Den beiden ursprünglichen Top-favoritinnen gelang es also immerhin, Sarah Gigante (AG Insurance – Soudal Team) vom zweiten Gesamtplatz zu verdrängen, den sie am Vortag durch ein entsprechendes Etappenergebnis erzielt hatte. Dabei war die 24jährige am Schlussanstieg zum Col de la Madeleine in die Offensive gegangen, aber von Ferrand-Prévot siegreich gekontert worden. Dass die Australierin trotz eklatanter Abfahrtschwäche Gelegenheit zu diesem Angriff bekam, verdankte sie freilich Kolleginnen, die tagelang wiederholt Nachführarbeit leisteten – bevor sie am Sonntag nach der Überquerung des höchsten Berges ihrerseits weiter zurücklagen als Gigante. Dass deren Konkurrentinnen keine frühere Chance nutzten, um die Gesamtdritte und zweifache Etappensiegerin des diesjährigen Giro d’Italia nachhaltig abzuhängen, dürfte der Dramaturgie dieser Frankreich-Rundfahrt geschuldet gewesen sein: Die neun Tagesabschnitte waren klar darauf ausgerichtet, dass am Sonnabend die erste von zwei Alpenetappen die Entscheidung bringen würde.

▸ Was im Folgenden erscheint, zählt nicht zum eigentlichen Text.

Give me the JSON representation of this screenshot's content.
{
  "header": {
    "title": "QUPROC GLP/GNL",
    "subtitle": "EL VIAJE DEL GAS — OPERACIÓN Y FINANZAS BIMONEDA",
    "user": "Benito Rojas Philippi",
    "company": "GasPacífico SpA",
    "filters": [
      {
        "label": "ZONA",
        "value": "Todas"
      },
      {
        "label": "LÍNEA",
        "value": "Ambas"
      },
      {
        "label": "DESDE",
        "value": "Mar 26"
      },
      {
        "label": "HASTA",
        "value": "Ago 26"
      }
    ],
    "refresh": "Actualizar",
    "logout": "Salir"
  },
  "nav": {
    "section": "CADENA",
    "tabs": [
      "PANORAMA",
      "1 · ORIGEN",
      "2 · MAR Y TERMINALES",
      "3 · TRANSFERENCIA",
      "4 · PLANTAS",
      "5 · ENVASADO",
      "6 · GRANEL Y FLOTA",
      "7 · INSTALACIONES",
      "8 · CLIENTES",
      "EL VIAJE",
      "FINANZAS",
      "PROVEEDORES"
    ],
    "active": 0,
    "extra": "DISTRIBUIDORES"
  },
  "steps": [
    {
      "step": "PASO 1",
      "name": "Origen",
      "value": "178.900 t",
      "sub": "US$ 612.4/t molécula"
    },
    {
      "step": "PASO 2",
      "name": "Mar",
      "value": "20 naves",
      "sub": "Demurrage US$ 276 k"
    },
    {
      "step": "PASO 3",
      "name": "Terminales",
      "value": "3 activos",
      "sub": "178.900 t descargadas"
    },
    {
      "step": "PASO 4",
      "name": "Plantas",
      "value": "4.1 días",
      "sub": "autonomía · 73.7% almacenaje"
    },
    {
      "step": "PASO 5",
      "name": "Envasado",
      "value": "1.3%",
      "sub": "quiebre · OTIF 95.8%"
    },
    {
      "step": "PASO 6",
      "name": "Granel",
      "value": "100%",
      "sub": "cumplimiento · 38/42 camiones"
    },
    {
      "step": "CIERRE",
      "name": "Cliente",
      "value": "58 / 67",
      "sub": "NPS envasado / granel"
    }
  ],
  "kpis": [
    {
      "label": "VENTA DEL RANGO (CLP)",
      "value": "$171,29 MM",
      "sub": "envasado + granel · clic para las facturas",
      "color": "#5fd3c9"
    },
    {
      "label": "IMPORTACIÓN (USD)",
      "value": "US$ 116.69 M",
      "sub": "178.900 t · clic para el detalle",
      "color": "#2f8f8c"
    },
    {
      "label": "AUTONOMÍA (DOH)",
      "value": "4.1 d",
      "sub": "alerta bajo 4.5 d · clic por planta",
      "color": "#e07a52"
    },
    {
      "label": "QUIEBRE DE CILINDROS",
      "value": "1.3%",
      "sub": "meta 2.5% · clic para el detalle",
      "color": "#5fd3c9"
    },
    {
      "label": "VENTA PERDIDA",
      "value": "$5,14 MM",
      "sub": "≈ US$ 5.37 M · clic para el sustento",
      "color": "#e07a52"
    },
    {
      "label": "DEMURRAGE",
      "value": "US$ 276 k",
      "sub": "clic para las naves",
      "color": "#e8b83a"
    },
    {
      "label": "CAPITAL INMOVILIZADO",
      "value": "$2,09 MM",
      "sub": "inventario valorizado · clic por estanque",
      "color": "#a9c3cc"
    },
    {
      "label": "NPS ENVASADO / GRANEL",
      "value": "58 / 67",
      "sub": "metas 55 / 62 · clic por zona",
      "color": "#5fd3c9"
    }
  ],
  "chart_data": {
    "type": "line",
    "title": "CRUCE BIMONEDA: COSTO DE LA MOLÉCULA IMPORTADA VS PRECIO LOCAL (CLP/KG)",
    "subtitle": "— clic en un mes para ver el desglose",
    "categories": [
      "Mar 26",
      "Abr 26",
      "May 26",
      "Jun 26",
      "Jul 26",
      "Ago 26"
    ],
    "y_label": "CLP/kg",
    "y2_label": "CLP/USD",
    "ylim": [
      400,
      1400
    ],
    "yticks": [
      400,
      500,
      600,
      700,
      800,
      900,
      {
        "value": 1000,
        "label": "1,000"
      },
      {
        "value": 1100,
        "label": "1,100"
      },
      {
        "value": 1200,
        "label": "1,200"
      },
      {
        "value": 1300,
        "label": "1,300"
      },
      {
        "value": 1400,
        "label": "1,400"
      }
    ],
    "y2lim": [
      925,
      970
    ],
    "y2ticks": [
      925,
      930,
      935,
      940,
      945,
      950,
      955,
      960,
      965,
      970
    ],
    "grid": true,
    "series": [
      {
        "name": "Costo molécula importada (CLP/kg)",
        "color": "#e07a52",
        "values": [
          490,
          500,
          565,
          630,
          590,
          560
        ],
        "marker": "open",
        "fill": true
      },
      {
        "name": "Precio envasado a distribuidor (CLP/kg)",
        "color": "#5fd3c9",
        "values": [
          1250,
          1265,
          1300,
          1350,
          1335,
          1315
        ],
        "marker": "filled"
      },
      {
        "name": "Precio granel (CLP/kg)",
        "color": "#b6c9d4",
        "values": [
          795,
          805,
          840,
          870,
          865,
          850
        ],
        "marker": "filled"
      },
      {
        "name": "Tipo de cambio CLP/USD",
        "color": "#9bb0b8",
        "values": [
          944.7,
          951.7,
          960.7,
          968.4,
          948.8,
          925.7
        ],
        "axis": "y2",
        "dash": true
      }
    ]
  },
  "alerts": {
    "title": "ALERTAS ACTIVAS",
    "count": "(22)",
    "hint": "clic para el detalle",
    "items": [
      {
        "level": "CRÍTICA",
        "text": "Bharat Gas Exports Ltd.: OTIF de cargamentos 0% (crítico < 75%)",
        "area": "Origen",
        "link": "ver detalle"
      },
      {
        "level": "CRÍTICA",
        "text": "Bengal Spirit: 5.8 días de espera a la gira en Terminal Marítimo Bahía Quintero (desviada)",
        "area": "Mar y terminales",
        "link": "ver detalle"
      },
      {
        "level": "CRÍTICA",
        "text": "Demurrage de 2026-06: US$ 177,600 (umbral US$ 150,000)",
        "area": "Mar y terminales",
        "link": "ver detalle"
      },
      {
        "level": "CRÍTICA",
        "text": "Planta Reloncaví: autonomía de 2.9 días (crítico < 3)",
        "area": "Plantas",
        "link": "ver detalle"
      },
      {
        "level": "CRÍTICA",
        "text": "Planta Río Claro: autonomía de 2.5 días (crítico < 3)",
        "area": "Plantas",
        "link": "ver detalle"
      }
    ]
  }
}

Zudem mochten Vollering und Niewiadoma-Phinney sich als Favoritinnen gefestigt fühlen, da früh Top-ten-Kandidatinnen aus der Gesamtrechnung zu streichen waren: Während der Auftaktetappe stieg Marlen Reusser (Movistar Team), die nach ihrer Genesung von Post-Covid Giro-Dritte geworden war, mit Magenproblemen vom Rad. Tags darauf zwangen ähnliche Gründe die erneute Giro-Siegerin Elisa Longo Borghini (UAE Team ADQ) zur Aufgabe. Derweil hatte Lotte Kopecky (Team SD Worx – Protime), die Tour-Zweite von 2023, sich formschwach bereits erheblichen Rückstand eingehandelt. Diese Konstellation beförderte zumindest auf jenen Etappen, bei denen es nicht zum Massensprint und mithin zum fast unvermeidlichen (zweimaligen) Tagessieg der 26jährigen Niederländerin Lorena Wiebes (Team SD Worx – Protime) kam, Überraschungen: So glückte der 41jährigen Spanierin Mavi García (Liv Alula Jayco) auf der zweiten Etappe endlich eine der vielen Attacken, die sie bei großen Rennen jahrelang erfolglos geritten hatte. Ebenfalls solo fuhr die 23jährige Französin Maëva Squiban (UAE Team ADQ) indes auf der sechsten und siebten Etappe gleich zu zwei Tageserfolgen.

Durchaus überraschend war auch, dass Ferrand-Prévot schon beim Tour-Debüt jener Coup glückte, den sie binnen dreier Jahre angekündigt hatte. Zwar hatte sie große Erfolge bei Straßenrennen vorzuweisen, unter anderem als Weltmeisterin 2014, sich dann jedoch bis 2024 auf die Disziplin Mountainbike spezialisiert, in der sie Olympiagold gewann. Ihr Tour-Sieg spricht nun einerseits für eine gesteigerte Leistungsdichte im weiblichen Peloton, die erfreuliche Unvorhersehbarkeit ermöglicht – und belegt andererseits, dass diese Dichte gering genug ist, um Quasiquereinsteigerinnen prompt den allergrößten Triumph in diesem Sport zu erlauben. Dazu passte denn auch, dass bis Sonnabend Kimberley Le Court de Billot (AG Insurance – Soudal Team) das Gelbe Trikot trug, nachdem sie am Mittwoch im Sprint der Favoritinnengruppe siegreich gewesen war: Die 29jährige Mauritierin war nämlich bis 2023 ebenfalls auf die Disziplin Mountainbike konzentriert gewesen. Für denkbar große Kontinuität im Frauenradsport bürgte dagegen Marianne Vos (Team Visma – Lease a Bike), indem sie sich auf der Auftaktetappe im Sprint einer Gruppe durchsetzte – und damit ihren 258. (!) Sieg auf der Straße verbuchte.